Il che da un lato è un bene, dall’altro rischia di sempli ficarlo. Facendone un’icona si rischia di non prenderlo realmente sul serio. Di non capire come si è evoluto il suo pensiero durante le varie esperienze. Cristallizzarlo in un’icona, in un certo senso, blocca la strada che noi stessi dovremmo percorrere.
Socialismo gandhiano: “small is beatiful”. Quali differenze con il socialismo di stato? Lui non promette il paradiso economico in Terra, e d’altra parte critica fortemente la cultura consumistica. Chiede di ripensare i veri bisogni che abbiamo. Pensiamo allo spreco delle energie.
Pensiamo al clima. Indica di ripensare il nostro modello di consumo. Questo non vuol dire che dobbiamo diventare tutti poveri, ma arrivare a pensare: quali sono i nostri veri bisogni? E questo ci porta ai valori che abbiamo.
Il suo socialismo si può definire “spirituale”, fondato sulla lettura delle vecchie scritture indù. Poi, ripeto, era lontano da ogni dogmatismo. Certo, voleva che l’India potesse diventare un “modello” anche per gli altri. Un modello non da imitare, però, ma da cui imparare qualche cosa.
Eredi?
Difficile menzionare degli individui. Naturalmente c’è Nelson Mandela, che ha compiuto un miracolo in Sudafrica attraverso le sue commissioni per la verità, scongiurando la guerra civile. Poi c’è stata l’Europa: escludendo naturalmente la parentesi jugoslava, è indubbio che la costruzione dell’Unione sia stata paci- fica. E anche il dopo guerra fredda, in fondo lo è stato, si pensi alla Cecoslovacchia. Ma anche alla rivoluzione dei garofani in Portogallo.

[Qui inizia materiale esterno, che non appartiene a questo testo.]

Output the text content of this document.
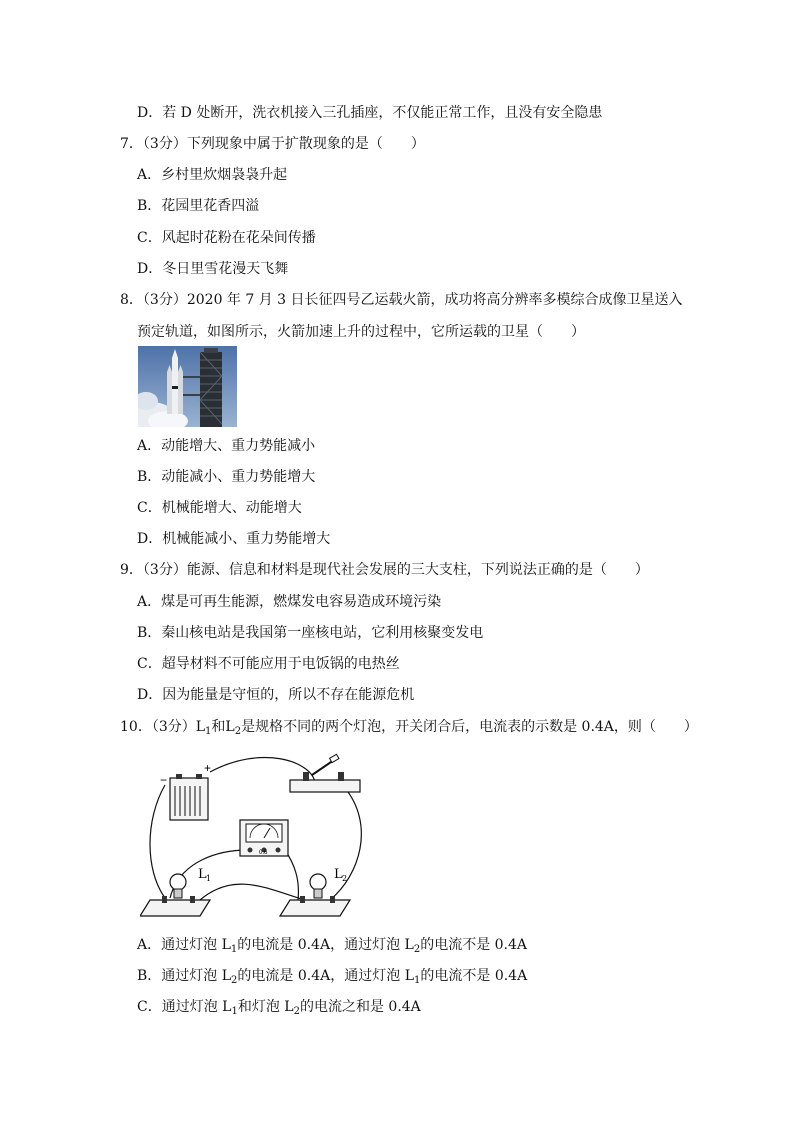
D．若 D 处断开，洗衣机接入三孔插座，不仅能正常工作，且没有安全隐患
7．（3分）下列现象中属于扩散现象的是（　　）
A．乡村里炊烟袅袅升起
B．花园里花香四溢
C．风起时花粉在花朵间传播
D．冬日里雪花漫天飞舞
8．（3分）2020 年 7 月 3 日长征四号乙运载火箭，成功将高分辨率多模综合成像卫星送入
预定轨道，如图所示，火箭加速上升的过程中，它所运载的卫星（　　）
A．动能增大、重力势能减小
B．动能减小、重力势能增大
C．机械能增大、动能增大
D．机械能减小、重力势能增大
9．（3分）能源、信息和材料是现代社会发展的三大支柱，下列说法正确的是（　　）
A．煤是可再生能源，燃煤发电容易造成环境污染
B．秦山核电站是我国第一座核电站，它利用核聚变发电
C．超导材料不可能应用于电饭锅的电热丝
D．因为能量是守恒的，所以不存在能源危机
10．（3分）$L_1$和$L_2$是规格不同的两个灯泡，开关闭合后，电流表的示数是 0.4A，则（　　）
−
+
0.6
L 1	L 2
A．通过灯泡 $L_1$的电流是 0.4A，通过灯泡 $L_2$的电流不是 0.4A
B．通过灯泡 $L_2$的电流是 0.4A，通过灯泡 $L_1$的电流不是 0.4A
C．通过灯泡 $L_1$和灯泡 $L_2$的电流之和是 0.4A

Ma più che singoli paesi o singoli leader mi sembra che si possa affermare che il clima generale è più aperto a soluzioni pacifiche già da qualche anno. In molti altri paesi c’è una reazione all’avventura bellica americana. Insomma, si può affermare che il principio etico si stia prendendo la rivincita sulla realtà. Dopo gli anni di Tucidide e della cosiddetta rivoluzione neocon, l’etica è diventato un argomento serio nel discorso politico.
E anche questo ci dà motivi di speranza.